Example: LSVIHINKHK ➔ IIIIFIIIFI
--optimize-ZM
ZM:B:s data: negative Ion Torrent flow signal values are changed to zero and positives are rounded to the nearest 10.
Example: -20,212,427 ➔ 0,210,430
FASTQ-specific options
-2, --pair
Compress a pairs of paired-end FASTQ files resulting in compression ratios better than compressing the files individually. When using this option every two consecutive files on the file list should be paired-end FASTQ files with an identical number of reads and consistent file names and --reference or --REFERENCE must be specified. To display the genozip file interleaved use genocat. To uncompress the genozip file back to its original FASTQ files use genounzip.
--multiseq
Inform genozip that the sequences are somewhat similar to each other (e.g. multiple sequences of the same virus). genozip uses this information to improve the compression.
-K, --kraken filename
Incorporate the Taxonomy ID of each read into the file. For use with genocat --taxid. filename is a kraken2-generated file (genozipped or not).

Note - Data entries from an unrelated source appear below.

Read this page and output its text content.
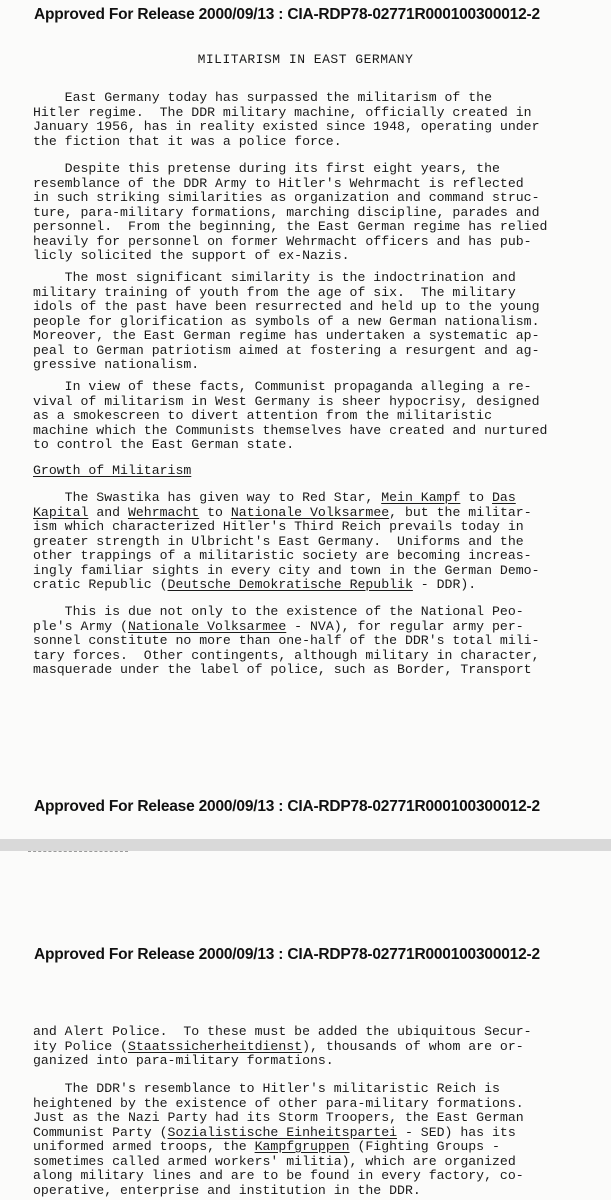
Approved For Release 2000/09/13 : CIA-RDP78-02771R000100300012-2
MILITARISM IN EAST GERMANY
East Germany today has surpassed the militarism of the
Hitler regime.  The DDR military machine, officially created in
January 1956, has in reality existed since 1948, operating under
the fiction that it was a police force.
Despite this pretense during its first eight years, the
resemblance of the DDR Army to Hitler's Wehrmacht is reflected
in such striking similarities as organization and command struc-
ture, para-military formations, marching discipline, parades and
personnel.  From the beginning, the East German regime has relied
heavily for personnel on former Wehrmacht officers and has pub-
licly solicited the support of ex-Nazis.
The most significant similarity is the indoctrination and
military training of youth from the age of six.  The military
idols of the past have been resurrected and held up to the young
people for glorification as symbols of a new German nationalism.
Moreover, the East German regime has undertaken a systematic ap-
peal to German patriotism aimed at fostering a resurgent and ag-
gressive nationalism.
In view of these facts, Communist propaganda alleging a re-
vival of militarism in West Germany is sheer hypocrisy, designed
as a smokescreen to divert attention from the militaristic
machine which the Communists themselves have created and nurtured
to control the East German state.
Growth of Militarism
The Swastika has given way to Red Star, Mein Kampf to Das
Kapital and Wehrmacht to Nationale Volksarmee, but the militar-
ism which characterized Hitler's Third Reich prevails today in
greater strength in Ulbricht's East Germany.  Uniforms and the
other trappings of a militaristic society are becoming increas-
ingly familiar sights in every city and town in the German Demo-
cratic Republic (Deutsche Demokratische Republik - DDR).
This is due not only to the existence of the National Peo-
ple's Army (Nationale Volksarmee - NVA), for regular army per-
sonnel constitute no more than one-half of the DDR's total mili-
tary forces.  Other contingents, although military in character,
masquerade under the label of police, such as Border, Transport
Approved For Release 2000/09/13 : CIA-RDP78-02771R000100300012-2
Approved For Release 2000/09/13 : CIA-RDP78-02771R000100300012-2
and Alert Police.  To these must be added the ubiquitous Secur-
ity Police (Staatssicherheitdienst), thousands of whom are or-
ganized into para-military formations.
The DDR's resemblance to Hitler's militaristic Reich is
heightened by the existence of other para-military formations.
Just as the Nazi Party had its Storm Troopers, the East German
Communist Party (Sozialistische Einheitspartei - SED) has its
uniformed armed troops, the Kampfgruppen (Fighting Groups -
sometimes called armed workers' militia), which are organized
along military lines and are to be found in every factory, co-
operative, enterprise and institution in the DDR.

See: Filtering BAM or FASTQ reads by species using kraken2.
FASTQ optimizations. Applying these improves the compression. Note: --optimize (or -9) is a shortcut for combining all optimizations.
--optimize-DESC
Replaces the description line with @filename:read_number. Also - if the 3rd line (the '+' line) contains a copy of the description it is shortened to just '+'.
Example: @A00488:61:HMLGNDSXX:4:1101:1561:1000 2:N:0:CTGAAGCT+ATAGAGGC ➔ @sample.100 (100 is the read sequential number within this FASTQ file)
--optimize-QUAL
The quality data is optimized as described for SAM/BAM above.
FASTA-specific options
--make-reference
Convert a FASTA file to be used as a reference in --reference or --REFERENCE.
Example: genozip --make-reference hs37d5.fa.gz
Example: cat *.fa | genozip --input fasta --make-reference - --output myref.ref.genozip
--multiseq
Inform genozip that the sequences are somewhat similar to each other (e.g. multiple sequences of the same virus). genozip uses this information to improve the compression.
-K, --kraken filename
Incorporate the Taxonomy ID of each read into the file. For use with genocat --taxid. filename is a kraken2-generated file (genozipped or not).
See: Filtering BAM or FASTQ reads by species using kraken2.
GFF/GVF/GTF-specific options
GFF/GVF/GTF optimizations. Applying these improves the compression. Note: --optimize (or -9) is a shortcut for combining all optimizations.
--optimize-sort
Attributes are sorted alphabetically.
Example: Notes=hi;ID=rs12 ➔ ID=rs12;Notes=hi
--optimize-Vf
Variant_freq data: Number is rounded to 2 significant digits.
Example: 0.006351 ➔ 0.0064
KRAKEN-specific options
--no-kmers
Drop SEQLEN and KMER fields, which are not required for subsequent use of the kraken.genozip with
genozip --kraken or genocat --kraken. This reduces the compression time and the .kraken.genozip file size by 60%-90%.